LGBTQ youth find new ways to connect during COVID-19

Erin Laforet / May 8, 2020

LGBTQ organizations are shutting their doors in a time where the community is struggling the most.
(Erin Laforet / BCIT News)

As the COVID-19 health crisis continues, many LGBTQ support groups have shut their doors in order to adhere to social distancing practices. However, for youth that are seven times more at risk for suicide than their straight peers according to the Suicide Prevention Resource Centre, current isolation may only make matters worse.

While in quarantine, Casper Fordy struggles with who he can reach out to as he continues his transition. He said while he is able to keep himself sane through the help of his supportive family and friends, not everyone is as lucky.

“When people are forced into lock down with their families, specifically if young LGBTQ people are closeted and unable to see their friends… they have to spend that time basically disguising themselves. As well as those who are out who may have abusive families are in a dangerous situation.” – Casper Fordy, Transgender Youth

A recent study conducted by LGBTQ activist group Egale showed a greater impact on the community’s overall mental health due to the virus, among other concerns. In the same week as the study was released, nearly a hundred LGBTQ organizations sent an open letter to the Minister of Diversity and Inclusion asking for a dedicated emergency fund for LGBTQ not-for-profits serving the community.

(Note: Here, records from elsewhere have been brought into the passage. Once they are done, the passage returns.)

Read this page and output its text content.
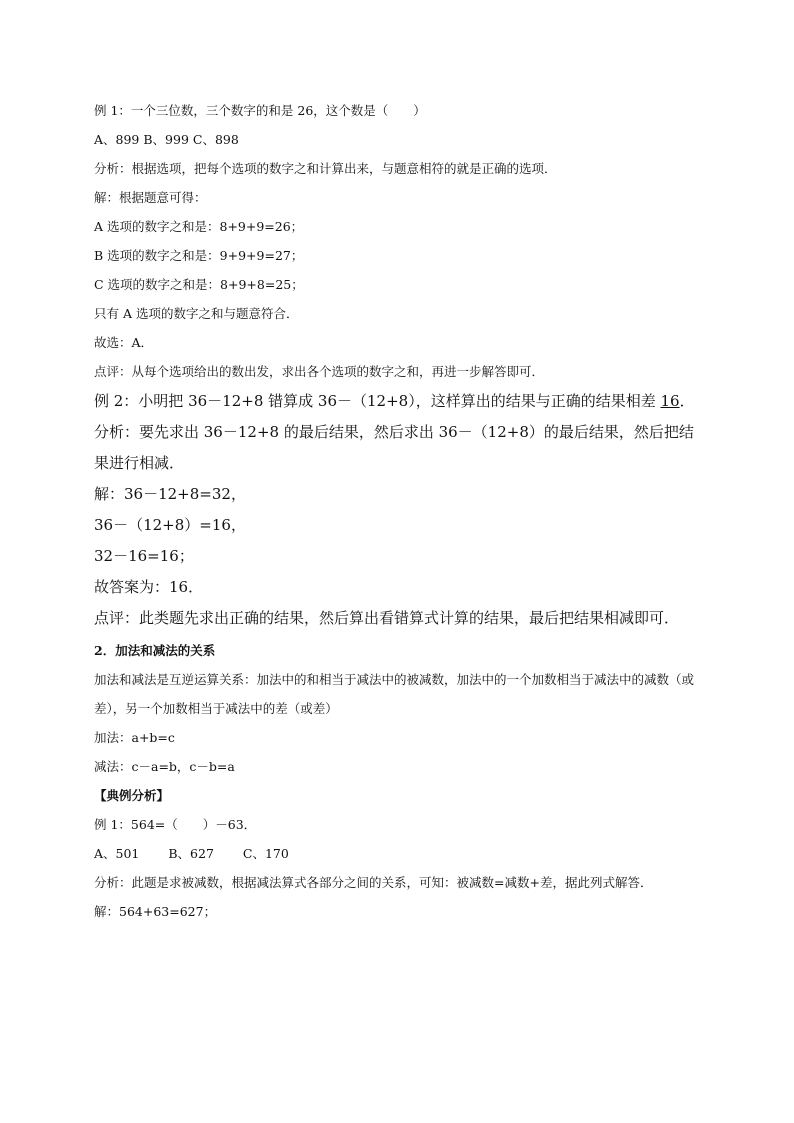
例 1：一个三位数，三个数字的和是 26，这个数是（　　）

A、899 B、999 C、898

分析：根据选项，把每个选项的数字之和计算出来，与题意相符的就是正确的选项．

解：根据题意可得：

A 选项的数字之和是：8+9+9=26；

B 选项的数字之和是：9+9+9=27；

C 选项的数字之和是：8+9+8=25；

只有 A 选项的数字之和与题意符合．

故选：A．

点评：从每个选项给出的数出发，求出各个选项的数字之和，再进一步解答即可．

例 2：小明把 36－12+8 错算成 36－（12+8），这样算出的结果与正确的结果相差 16．

分析：要先求出 36－12+8 的最后结果，然后求出 36－（12+8）的最后结果，然后把结果进行相减．

解：36－12+8=32，

36－（12+8）=16，

32－16=16；

故答案为：16．

点评：此类题先求出正确的结果，然后算出看错算式计算的结果，最后把结果相减即可．

2．加法和减法的关系

加法和减法是互逆运算关系：加法中的和相当于减法中的被减数，加法中的一个加数相当于减法中的减数（或差），另一个加数相当于减法中的差（或差）

加法：a+b=c

减法：c－a=b，c－b=a

【典例分析】

例 1：564=（　　）－63．

A、501　　 B、627　　 C、170

分析：此题是求被减数，根据减法算式各部分之间的关系，可知：被减数=减数+差，据此列式解答．

解：564+63=627；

The results of a survey showing the impact of COVID-19 on LGBTQ Canadians’ mental health.
(Erin Laforet / BCIT News)

The report from Egale shows that LGBTQ Canadians are facing significant challenges when it comes to their financial stability, as well as their physical health compared to the national average.

Approximately half of Canada’s LGBTQ households have faced lay-offs or reduced employment hours as a result of the pandemic, compared to 39% of households overall. In addition, 21% of LGBTQ people with chronic illnesses report a significant impact on their physical health with that number expected to rise to 43% in the next two months.

Fordy explained that COVID-19 has not only put him out of a job, but made it difficult for him to get regular access to his testosterone shots, having gone as long as two weeks without.

Fordy after top surgery, getting ready for a long recovery process.
(Casper Fordy / Facebook)

How educators are stepping in

This has caused teachers to seek out help to hold online meetings, also known as distance GSAs, to help provide their queer students with support during these difficult times. ARC Foundation created a program called SOGI 1 2 3 specifically for this reason.

“Students really need to see themselves reflected in the world around them and they need to be connected with people who share their identities and share their experiences. It’s an amazing opportunity that they are able to continue to connect with their peers during this time of remote learning and isolation.” – Scout Gray, SOGI 1 2 3 Lead

That online connection with their peers is the best hope right now, as schools remain closed to the end of this term and possibly into fall.